News release

Principals Getting More Support

Principals could soon be getting the help they need to strengthen their roles as educational leaders.

Balancing educational leadership with their management duties has been a struggle for many principals, but a handful of pilot programs designed to ease administrative burdens are showing promise.

Principals will get their first look at steps being taken by the Department of Education and school boards to address the issue at a two-day conference underway in Halifax today, April 20.

More than 400 principals are attending Principals In Focus to learn more about the future direction of education in Nova Scotia and to discuss areas of concern facing public schools.

The event is being hosted by the province. It is only the second time the Department of Education has met directly with elementary, junior and high school principals as a group.

One of the key issues on the agenda is helping principals regain their role as educational leaders.

"Principals have an extremely challenging job," said acting Education Minister Judy Streatch. "The day-to-day demands of running a school building take a lot of time away from their primary responsibility, which is education. That's why we are taking steps to restore that balance."

Principals, school boards and government recognize that too much of a principal's time is being taken up by school operational issues, such as building cleanliness, fire and safety regulations, and other facilities issues.

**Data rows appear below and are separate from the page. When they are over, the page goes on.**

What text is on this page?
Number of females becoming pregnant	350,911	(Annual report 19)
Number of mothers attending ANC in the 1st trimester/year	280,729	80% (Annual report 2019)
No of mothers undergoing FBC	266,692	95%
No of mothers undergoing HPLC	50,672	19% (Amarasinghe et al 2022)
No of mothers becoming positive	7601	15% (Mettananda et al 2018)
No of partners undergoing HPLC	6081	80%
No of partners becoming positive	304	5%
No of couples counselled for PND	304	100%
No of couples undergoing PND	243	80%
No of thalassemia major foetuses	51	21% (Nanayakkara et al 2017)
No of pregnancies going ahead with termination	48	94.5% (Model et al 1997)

Based on concerns raised last year by principals, the Department of Education launched three pilot programs to help principals focus on education. The preliminary results have been positive. There have also been ongoing consultations with principals and a principal educational leadership advisory group has been established.

Jeff Lewis, the principal at Charles P. Allen High School in Bedford, said a pilot program involving four metro high schools, including his own, is having an impact.

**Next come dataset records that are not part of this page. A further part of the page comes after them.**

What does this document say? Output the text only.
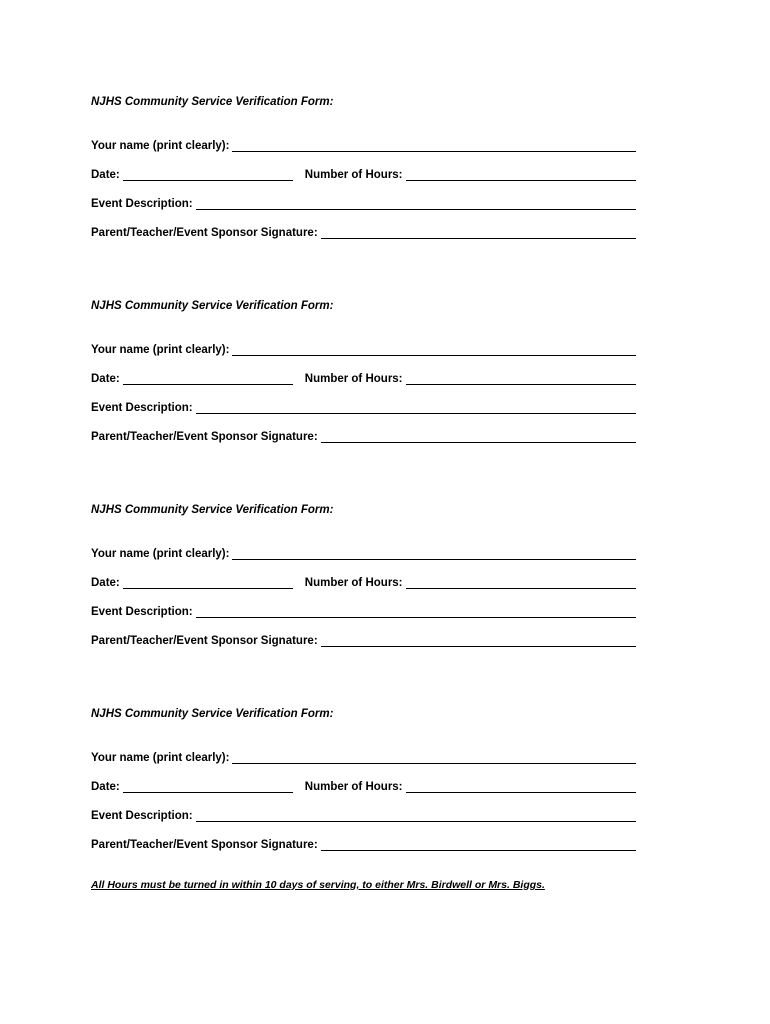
NJHS Community Service Verification Form:
Your name (print clearly):
Date:	Number of Hours:
Event Description:
Parent/Teacher/Event Sponsor Signature:
NJHS Community Service Verification Form:
Your name (print clearly):
Date:	Number of Hours:
Event Description:
Parent/Teacher/Event Sponsor Signature:
NJHS Community Service Verification Form:
Your name (print clearly):
Date:	Number of Hours:
Event Description:
Parent/Teacher/Event Sponsor Signature:
NJHS Community Service Verification Form:
Your name (print clearly):
Date:	Number of Hours:
Event Description:
Parent/Teacher/Event Sponsor Signature:
All Hours must be turned in within 10 days of serving, to either Mrs. Birdwell or Mrs. Biggs.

C.P. Allen, Millwood, Sackville and Lockview high schools are sharing an administrative assistant who handles much of the home-to-school communication duties and responsibility for collecting school data.

"It really seems to be making a difference," said Mr. Lewis. "It's only been two months, but it's fair to say that the time I now have available to visit classrooms and talk to teachers about instructional matters has increased by about 170 per cent."

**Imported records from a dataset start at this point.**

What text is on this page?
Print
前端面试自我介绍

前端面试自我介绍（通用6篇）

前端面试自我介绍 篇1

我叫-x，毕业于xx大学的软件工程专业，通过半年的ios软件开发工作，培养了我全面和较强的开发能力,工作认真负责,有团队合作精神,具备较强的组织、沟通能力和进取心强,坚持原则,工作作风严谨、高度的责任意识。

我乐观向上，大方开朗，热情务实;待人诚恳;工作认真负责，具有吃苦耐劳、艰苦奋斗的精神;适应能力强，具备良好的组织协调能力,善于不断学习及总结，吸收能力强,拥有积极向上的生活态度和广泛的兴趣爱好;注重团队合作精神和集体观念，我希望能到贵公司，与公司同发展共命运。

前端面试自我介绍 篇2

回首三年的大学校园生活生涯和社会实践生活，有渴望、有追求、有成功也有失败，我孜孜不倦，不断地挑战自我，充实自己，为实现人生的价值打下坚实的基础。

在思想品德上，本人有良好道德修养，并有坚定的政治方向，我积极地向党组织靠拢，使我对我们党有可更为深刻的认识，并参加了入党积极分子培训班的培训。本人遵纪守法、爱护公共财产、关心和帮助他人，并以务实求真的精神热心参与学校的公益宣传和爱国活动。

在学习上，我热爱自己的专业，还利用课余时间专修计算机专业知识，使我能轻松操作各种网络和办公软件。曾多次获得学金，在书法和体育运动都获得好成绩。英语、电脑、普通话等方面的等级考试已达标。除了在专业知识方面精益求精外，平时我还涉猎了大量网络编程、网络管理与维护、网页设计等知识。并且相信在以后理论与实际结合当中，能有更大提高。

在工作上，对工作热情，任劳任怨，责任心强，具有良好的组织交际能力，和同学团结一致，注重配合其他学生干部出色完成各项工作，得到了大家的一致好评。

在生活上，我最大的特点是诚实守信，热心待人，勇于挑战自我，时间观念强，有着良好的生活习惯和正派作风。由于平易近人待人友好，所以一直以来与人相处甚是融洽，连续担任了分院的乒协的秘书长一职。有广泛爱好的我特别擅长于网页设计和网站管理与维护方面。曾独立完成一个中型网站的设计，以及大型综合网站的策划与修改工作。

Two other pilot programs, one in Chignecto-Central and one in Annapolis Valley, may also prove to be helpful in freeing principals from some of their on building management duties.

Twenty-two schools in Chignecto's Celtic family of schools are using a web-based software program to automatically find and place substitute teachers. In the Annapolis Valley Regional School Board system a family of three schools has hired an administrative assistant to look after ordering supplies and hiring substitutes.

Over the two-day meeting, principals will also discuss teacher professional development, support of high needs students, ways to use assessment data to improve achievement, healthy eating and a range of other topics.